Yong Rui received the B. Sc. degree in electrical engineering from Southeast University, China in 1991, the M. Sc. degree in electrical engineering from Tsinghua University, China in 1994, and the Ph. D. degree in electrical and computer engineering from University of Illinois at Urbana-Champaign (UIUC), USA in 1999. He is currently the Chief Technology Officer and Senior Vice President of Lenovo Group, China. He is a Fellow of ACM, IEEE, IAPR, China SPIE, CCF and CAAI, and a Foreign Member of Academia Europaea. He holds 70 patents, and is the recipient of the prestigious 2018 ACM SIGMM Technical Achievement Award and 2016 IEEE Computer Society Edward J. McCluskey Technical Achievement Award.

His research interests include multimedia, artificial intelligence, big data and knowledge mining.

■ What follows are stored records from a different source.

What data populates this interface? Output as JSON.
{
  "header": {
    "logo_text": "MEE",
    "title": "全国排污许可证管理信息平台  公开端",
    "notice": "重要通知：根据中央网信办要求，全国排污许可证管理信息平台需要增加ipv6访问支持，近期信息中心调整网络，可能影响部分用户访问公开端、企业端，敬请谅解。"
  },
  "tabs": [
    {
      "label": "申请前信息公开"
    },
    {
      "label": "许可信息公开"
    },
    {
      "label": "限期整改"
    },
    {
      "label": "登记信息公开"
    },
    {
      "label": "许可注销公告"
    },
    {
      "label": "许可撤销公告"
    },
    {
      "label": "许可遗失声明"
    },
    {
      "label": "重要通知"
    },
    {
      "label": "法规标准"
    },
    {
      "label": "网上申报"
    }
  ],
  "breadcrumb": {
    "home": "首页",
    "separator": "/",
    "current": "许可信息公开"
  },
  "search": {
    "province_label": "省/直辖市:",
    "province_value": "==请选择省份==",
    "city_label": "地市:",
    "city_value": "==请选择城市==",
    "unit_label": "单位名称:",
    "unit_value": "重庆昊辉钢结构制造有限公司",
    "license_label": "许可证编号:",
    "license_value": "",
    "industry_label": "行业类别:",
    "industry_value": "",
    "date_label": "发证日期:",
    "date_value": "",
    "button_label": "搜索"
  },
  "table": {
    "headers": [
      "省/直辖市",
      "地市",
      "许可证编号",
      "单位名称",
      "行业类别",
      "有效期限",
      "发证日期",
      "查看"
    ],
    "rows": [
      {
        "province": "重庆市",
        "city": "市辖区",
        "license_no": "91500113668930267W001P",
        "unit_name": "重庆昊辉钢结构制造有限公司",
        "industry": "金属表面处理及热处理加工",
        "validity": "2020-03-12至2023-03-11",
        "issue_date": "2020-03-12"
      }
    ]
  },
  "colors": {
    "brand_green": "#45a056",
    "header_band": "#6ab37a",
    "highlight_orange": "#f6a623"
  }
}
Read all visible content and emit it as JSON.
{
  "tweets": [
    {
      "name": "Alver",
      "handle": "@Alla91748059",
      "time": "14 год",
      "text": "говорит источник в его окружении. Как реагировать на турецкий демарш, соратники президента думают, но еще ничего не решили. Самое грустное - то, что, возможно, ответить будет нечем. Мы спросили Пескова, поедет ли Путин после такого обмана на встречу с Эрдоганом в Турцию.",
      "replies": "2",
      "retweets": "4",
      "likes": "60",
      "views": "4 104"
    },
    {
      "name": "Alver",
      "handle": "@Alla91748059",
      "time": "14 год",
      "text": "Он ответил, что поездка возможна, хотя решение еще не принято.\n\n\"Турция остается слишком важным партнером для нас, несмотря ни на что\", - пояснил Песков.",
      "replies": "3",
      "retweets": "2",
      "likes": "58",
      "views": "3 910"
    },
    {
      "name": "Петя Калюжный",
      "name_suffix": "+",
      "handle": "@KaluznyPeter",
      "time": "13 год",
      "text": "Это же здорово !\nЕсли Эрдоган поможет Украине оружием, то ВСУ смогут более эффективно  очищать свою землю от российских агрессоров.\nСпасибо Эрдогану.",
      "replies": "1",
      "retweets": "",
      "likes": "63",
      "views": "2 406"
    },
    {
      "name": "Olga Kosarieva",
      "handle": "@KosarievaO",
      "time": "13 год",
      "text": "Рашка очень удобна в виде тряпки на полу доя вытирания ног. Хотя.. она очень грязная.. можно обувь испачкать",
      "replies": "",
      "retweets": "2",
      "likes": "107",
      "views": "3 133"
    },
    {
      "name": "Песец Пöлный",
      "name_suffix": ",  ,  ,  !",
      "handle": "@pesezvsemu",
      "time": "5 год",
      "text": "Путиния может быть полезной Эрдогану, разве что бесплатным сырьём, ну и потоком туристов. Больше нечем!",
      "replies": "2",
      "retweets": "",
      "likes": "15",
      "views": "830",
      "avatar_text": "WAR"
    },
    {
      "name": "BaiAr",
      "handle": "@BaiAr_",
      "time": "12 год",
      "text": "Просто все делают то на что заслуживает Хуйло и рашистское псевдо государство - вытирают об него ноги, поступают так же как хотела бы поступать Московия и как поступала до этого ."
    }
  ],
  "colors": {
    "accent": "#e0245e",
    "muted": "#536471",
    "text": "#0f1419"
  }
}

Vicente Ivan Sanchez Carmona received the B. Eng. and M. Eng. degree in computer engineering from National Autonomous University of Mexico, Mexico in 2008 and 2011, and the Ph. D. degree in computer science from University College London, UK in 2018. He is currently a researcher in Lenovo’s AI Lab, China. He has served as a reviewer in different conferences such as AAAI, ACL, CoNLL, COLING, among others.

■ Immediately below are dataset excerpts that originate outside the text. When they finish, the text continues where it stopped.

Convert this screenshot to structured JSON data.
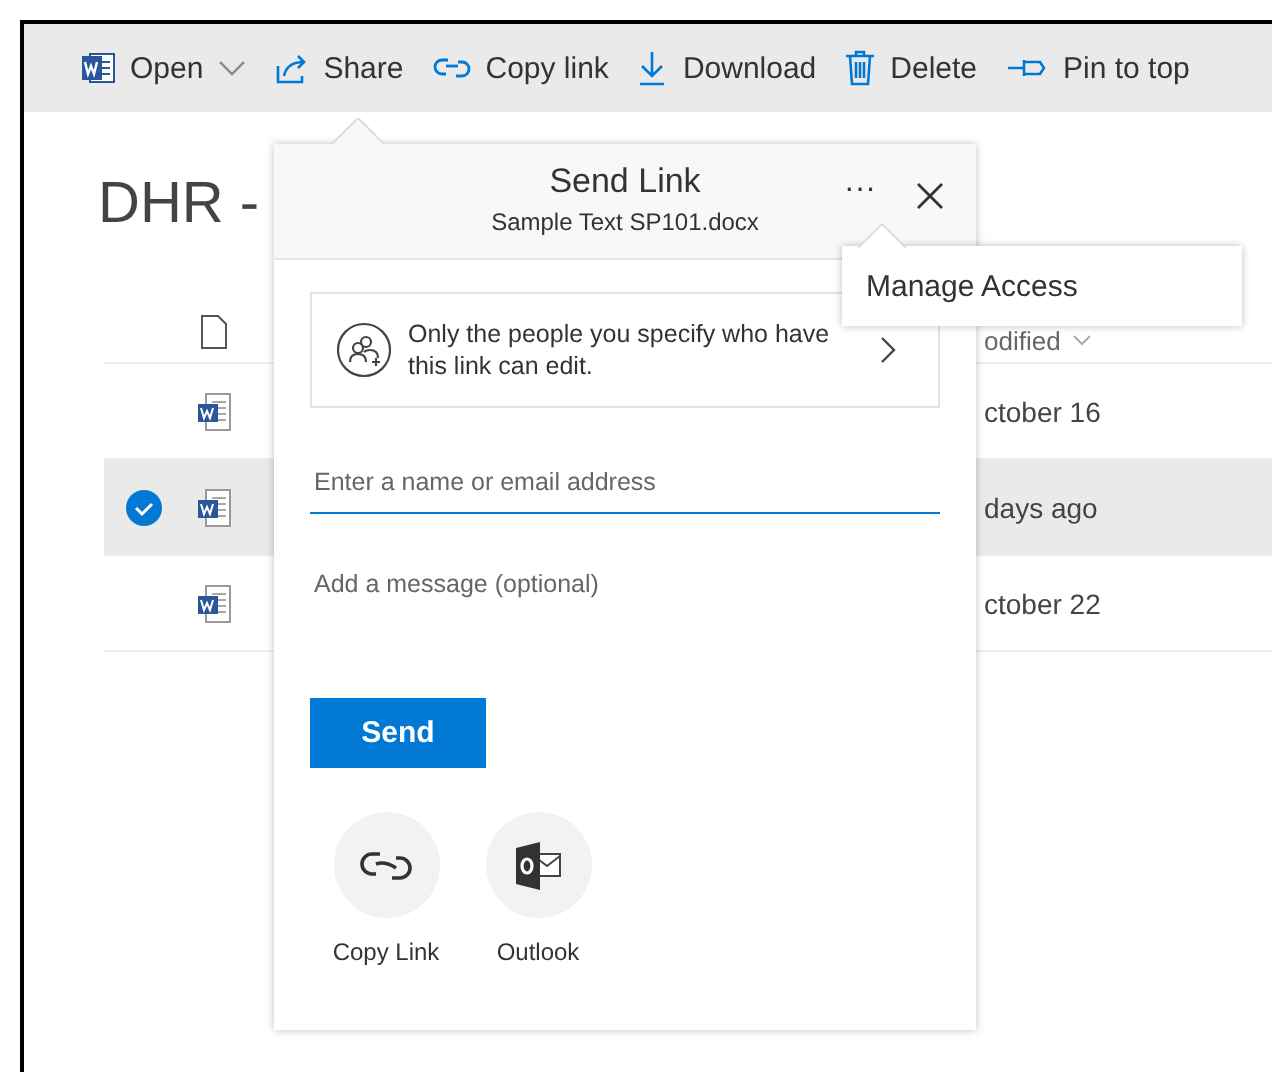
{
  "toolbar": [
    {
      "kind": "word",
      "label": "Open",
      "caret": true
    },
    {
      "kind": "share",
      "label": "Share",
      "caret": false
    },
    {
      "kind": "link",
      "label": "Copy link",
      "caret": false
    },
    {
      "kind": "download",
      "label": "Download",
      "caret": false
    },
    {
      "kind": "delete",
      "label": "Delete",
      "caret": false
    },
    {
      "kind": "pin",
      "label": "Pin to top",
      "caret": false
    }
  ],
  "page_title": "DHR -",
  "list": {
    "modified_header": "odified",
    "rows": [
      {
        "modified": "ctober 16",
        "selected": false
      },
      {
        "modified": "days ago",
        "selected": true
      },
      {
        "modified": "ctober 22",
        "selected": false
      }
    ]
  },
  "dialog": {
    "title": "Send Link",
    "file": "Sample Text SP101.docx",
    "more": "···",
    "permission": "Only the people you specify who have this link can edit.",
    "recipient_placeholder": "Enter a name or email address",
    "message_placeholder": "Add a message (optional)",
    "send": "Send",
    "share_options": [
      {
        "kind": "link",
        "label": "Copy Link"
      },
      {
        "kind": "outlook",
        "label": "Outlook"
      }
    ]
  },
  "menu": {
    "items": [
      "Manage Access"
    ]
  }
}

His research interests include artificial intelligence, behavioral science, cognitive science and human-computer interaction.

Mohsen Pourvali received the Ph. D. degree in computer science from Ca′ Foscari University of Venice, ltaly in 2017. During the Ph. D. period, he was working on text summarization and document enrichment. Currently, he is an advisory researcher at AI Lab in Lenovo. He is an experienced lecturer with a demonstrated history of teaching in universities.

His research interests include explainable artificial intelligence and knowledge graph, especially in domain adaptive information extraction.

Yun Xing received the B. Sc. degree in optical information science and technology from Beijing Institute of Technology, China in 2012, and the M. Eng. degree in electronics and optics from Polytech Orleans, France in 2016. Currently, he is a NLP researcher in AI Lab at Lenovo Research, China.

His research interests include natural language processing in machine learning and deep learning.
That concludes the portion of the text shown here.